Invitro antibacterial activity of imidazole and triazole-based antimicrobials against Carbapenem Resistant Enterobacteriaceae

Abstract

Introduction The frequency of serious bacterial infections has increased due to the high prevalence of HIV infection, contributing to the increasing rates of multi-drug organisms which include carbapenem-resistant Enterobacteriaceae (CRE). This trend has become a serious challenge to the health care system of South Africa, resulting in the higher use of immunosuppressive and cytotoxic drugs to treat serious bacterial infections. Optimal treatment for infections caused by CRE is yet unknown. The benefits of imidazole and triazole antimicrobials have become very topical due their diverse spectrum of pharmacological properties, but its efficacy against bacterial infections has not been tested in the South African context.
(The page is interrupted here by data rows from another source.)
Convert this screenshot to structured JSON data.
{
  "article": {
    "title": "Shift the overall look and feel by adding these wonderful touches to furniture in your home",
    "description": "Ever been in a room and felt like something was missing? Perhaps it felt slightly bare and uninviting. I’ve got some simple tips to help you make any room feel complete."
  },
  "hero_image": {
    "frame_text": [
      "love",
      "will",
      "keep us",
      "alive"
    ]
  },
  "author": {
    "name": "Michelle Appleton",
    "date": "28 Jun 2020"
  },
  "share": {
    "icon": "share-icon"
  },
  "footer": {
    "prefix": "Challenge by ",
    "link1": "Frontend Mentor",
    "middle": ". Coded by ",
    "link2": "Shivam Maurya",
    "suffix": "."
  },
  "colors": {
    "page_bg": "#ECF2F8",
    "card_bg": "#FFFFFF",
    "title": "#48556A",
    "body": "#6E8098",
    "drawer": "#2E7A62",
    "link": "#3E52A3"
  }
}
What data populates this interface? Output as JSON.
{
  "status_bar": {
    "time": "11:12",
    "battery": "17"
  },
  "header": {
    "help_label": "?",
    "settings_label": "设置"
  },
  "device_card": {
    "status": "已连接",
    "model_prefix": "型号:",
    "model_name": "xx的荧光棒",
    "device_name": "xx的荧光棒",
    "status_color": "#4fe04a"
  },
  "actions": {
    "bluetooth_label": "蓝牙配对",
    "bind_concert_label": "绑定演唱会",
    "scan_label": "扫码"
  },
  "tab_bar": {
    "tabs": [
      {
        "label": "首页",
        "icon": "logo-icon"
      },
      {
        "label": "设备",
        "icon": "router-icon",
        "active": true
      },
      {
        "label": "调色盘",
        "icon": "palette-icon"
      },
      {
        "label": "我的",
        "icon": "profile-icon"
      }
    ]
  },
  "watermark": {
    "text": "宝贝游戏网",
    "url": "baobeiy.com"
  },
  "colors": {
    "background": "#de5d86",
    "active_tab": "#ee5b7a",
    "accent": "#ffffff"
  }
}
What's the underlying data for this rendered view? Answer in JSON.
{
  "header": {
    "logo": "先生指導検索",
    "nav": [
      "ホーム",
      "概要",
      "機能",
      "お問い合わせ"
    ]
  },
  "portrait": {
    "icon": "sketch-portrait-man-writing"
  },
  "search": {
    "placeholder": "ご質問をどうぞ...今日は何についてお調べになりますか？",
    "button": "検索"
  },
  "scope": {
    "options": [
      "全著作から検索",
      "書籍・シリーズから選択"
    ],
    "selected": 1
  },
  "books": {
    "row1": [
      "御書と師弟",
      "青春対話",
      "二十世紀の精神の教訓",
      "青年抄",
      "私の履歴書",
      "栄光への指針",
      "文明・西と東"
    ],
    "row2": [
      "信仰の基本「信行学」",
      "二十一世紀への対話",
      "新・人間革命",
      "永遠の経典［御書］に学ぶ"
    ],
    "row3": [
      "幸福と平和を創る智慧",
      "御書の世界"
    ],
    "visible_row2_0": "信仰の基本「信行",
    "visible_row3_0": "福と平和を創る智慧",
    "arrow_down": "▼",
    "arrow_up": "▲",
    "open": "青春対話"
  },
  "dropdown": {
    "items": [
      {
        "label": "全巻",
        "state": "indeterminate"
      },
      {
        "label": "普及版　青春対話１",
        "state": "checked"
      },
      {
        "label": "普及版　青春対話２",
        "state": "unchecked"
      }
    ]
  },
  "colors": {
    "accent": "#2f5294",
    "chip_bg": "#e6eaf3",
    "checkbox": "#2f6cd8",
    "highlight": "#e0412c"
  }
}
Aim The primary aim of this study was to determine the antibacterial effects of selected imidazole and triazole-based antimicrobials against Carbapenem-Resistant Enterobacteriaceae. Methodology Different concentrations of test drugs (ketoconazole, metronidazole and fluconazole) were used to prepare sensitivity disks and four pathogenic strains of Carbapenem Resistant Enterobacteriaceae (K. pneumonia, E. coli, S. marcescens and C. freundii) obtained from Lancet Laboratory in Durban were used to determine the antibacterial activity of the selected test drugs, using Disk Diffusion, Modified Agar Diffusion and Minimum Inhibition Concentration (MIC) method, described by Bauer et al. 1966. Results Antimicrobial Susceptibility Testing revealed that, test drugs selected for this study have no inhibition activity against CRE test organisms and biochemical tests also showed that imidazole and triazoles antimicrobials have no adverse effects on the CRE organisms. Conclusion Although the results obtained in this study indicated no activity of against CRE, laboratory studies are still necessary in modification of the imidazole and triazoles to synthesize derived drugs to confirm and optimize the antibacterial potency of these compounds.